Fatty acid supplements can also help to decrease inflammation in the body (and usually are good for coat as well). It is important to choose a supplement that has the proper ratio of omega 6 and omega 3 fatty acids; and ideally to feed a diet that has an appropriate ratio. Talk to your veterinarian about what fatty acid supplements may be appropriate for your dog.

One of the major groups of drugs that are useful for chronic pain control in dogs are the NSAIDs- non-steroidal anti-inflammatory drugs. This includes veterinary drugs such as Rimadyl, Deramaxx, Metacam, Etogesic, Zubrin, and Previcox. Human drugs in this category include aspirin, tylenol (acetominophen), and ibuprofen. Because all drugs in this category have the potential for side effects, it is important to use them only under the direct supervision of your veterinarian. NEVER give your pet a human NSAID unless specifically directed by your vet- failing to heed this advice can have disastrous results. For example, a relatively small dose of tylenol is likely to kill a cat; ibuprofen in dogs has a very high rate of gastrointestinal ulcers and potentially kidney failure as well. The veterinary products generally are very safe when used properly. This includes routine monitoring of blood panels to ensure that liver and kidney values remain normal, watching for signs of GI distress, and NEVER, NEVER mixing drugs in this category with each other or with steroid medications.
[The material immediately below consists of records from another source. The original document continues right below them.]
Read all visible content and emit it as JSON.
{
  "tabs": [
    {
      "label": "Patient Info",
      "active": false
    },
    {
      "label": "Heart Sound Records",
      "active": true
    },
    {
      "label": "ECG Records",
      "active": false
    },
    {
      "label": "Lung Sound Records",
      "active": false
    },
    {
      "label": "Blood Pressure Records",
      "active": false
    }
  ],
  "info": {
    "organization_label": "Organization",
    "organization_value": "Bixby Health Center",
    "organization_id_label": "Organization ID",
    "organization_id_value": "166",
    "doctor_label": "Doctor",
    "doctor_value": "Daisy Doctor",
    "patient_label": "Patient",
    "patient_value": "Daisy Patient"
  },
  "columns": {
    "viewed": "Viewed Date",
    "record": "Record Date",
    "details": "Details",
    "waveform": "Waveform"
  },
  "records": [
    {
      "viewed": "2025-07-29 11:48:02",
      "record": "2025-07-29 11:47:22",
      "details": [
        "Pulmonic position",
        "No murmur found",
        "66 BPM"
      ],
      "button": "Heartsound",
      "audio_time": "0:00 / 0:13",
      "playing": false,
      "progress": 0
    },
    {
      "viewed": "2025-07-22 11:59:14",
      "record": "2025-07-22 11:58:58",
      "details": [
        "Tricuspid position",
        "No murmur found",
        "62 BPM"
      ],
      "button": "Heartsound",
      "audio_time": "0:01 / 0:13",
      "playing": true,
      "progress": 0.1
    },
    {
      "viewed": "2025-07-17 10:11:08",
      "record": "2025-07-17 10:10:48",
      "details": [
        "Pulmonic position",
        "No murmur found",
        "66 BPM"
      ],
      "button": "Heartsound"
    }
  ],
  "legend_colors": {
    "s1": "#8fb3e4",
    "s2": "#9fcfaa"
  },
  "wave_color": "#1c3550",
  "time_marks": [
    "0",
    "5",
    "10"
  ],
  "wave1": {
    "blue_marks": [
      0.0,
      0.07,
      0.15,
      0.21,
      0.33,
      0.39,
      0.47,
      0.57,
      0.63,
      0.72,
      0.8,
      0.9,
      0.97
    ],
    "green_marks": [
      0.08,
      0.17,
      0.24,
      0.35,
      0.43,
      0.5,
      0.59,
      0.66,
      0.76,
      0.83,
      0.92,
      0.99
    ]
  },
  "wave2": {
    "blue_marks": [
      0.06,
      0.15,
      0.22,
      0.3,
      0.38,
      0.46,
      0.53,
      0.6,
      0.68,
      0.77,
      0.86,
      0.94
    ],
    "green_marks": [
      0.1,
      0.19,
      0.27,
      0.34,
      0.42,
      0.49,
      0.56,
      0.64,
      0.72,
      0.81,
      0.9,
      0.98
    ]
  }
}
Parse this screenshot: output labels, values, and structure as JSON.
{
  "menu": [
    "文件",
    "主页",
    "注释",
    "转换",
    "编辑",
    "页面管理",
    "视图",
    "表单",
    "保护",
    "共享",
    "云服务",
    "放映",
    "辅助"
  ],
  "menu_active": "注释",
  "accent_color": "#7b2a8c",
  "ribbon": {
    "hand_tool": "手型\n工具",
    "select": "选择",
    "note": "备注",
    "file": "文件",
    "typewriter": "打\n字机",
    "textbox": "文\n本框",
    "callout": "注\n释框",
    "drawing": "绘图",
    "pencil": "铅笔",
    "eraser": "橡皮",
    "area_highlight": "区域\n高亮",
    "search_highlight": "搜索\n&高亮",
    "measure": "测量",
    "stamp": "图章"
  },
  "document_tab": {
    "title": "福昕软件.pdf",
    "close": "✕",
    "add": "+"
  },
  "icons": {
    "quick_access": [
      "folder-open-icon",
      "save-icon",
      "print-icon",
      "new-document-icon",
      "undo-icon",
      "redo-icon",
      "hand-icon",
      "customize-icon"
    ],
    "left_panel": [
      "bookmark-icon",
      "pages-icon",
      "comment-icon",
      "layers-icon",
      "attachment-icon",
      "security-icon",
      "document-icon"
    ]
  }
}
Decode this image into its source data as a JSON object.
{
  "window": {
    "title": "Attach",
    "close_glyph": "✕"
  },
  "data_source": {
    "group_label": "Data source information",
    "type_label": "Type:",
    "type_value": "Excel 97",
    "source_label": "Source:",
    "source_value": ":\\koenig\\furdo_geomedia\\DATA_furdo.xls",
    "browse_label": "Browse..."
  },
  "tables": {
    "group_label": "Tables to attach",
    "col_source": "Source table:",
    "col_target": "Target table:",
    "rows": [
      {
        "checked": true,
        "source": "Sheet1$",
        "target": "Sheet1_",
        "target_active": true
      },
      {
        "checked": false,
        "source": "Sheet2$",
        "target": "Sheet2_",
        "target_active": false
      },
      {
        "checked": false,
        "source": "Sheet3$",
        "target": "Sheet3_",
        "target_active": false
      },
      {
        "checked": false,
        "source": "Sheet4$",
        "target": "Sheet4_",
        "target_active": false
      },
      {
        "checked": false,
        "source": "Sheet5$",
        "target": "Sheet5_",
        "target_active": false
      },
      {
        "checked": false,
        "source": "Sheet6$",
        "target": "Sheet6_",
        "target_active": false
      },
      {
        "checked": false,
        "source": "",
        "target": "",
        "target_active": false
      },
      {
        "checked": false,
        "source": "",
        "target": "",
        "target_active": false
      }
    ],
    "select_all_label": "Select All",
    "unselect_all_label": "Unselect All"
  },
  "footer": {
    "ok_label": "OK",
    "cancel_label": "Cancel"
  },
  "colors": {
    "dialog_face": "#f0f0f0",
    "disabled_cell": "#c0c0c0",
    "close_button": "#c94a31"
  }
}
We require our clients to have at a bare minimum a 48 hour wash out period between stopping one medication and starting another. When these precautions are followed, the vast majority of pets tolerate these medications quite well and their quality of life can be dramatically improved.

In recent years other medications have come into popular use for pain control either alone or in conjunction with the above medications. These include such drugs as tramadol, gabapentin, and amantadine. Injectable medications such as a drug called adequan can greatly help many arthritic pets, while having very, very few side effects. And, just very recently, stem cell therapy is becoming commercially available. This involves harvesting the animal's own fatty tissue, extracting the stem cells, and injecting them either into the joints or the circulatory system. While pricey, this technology appears to hold great promise for treating many diseases in the future.

So if your pet is getting older and showing signs of slowing down, and you think he may be in pain, talk to your vet! There are many options which can make his remaining years as comfortable as possible.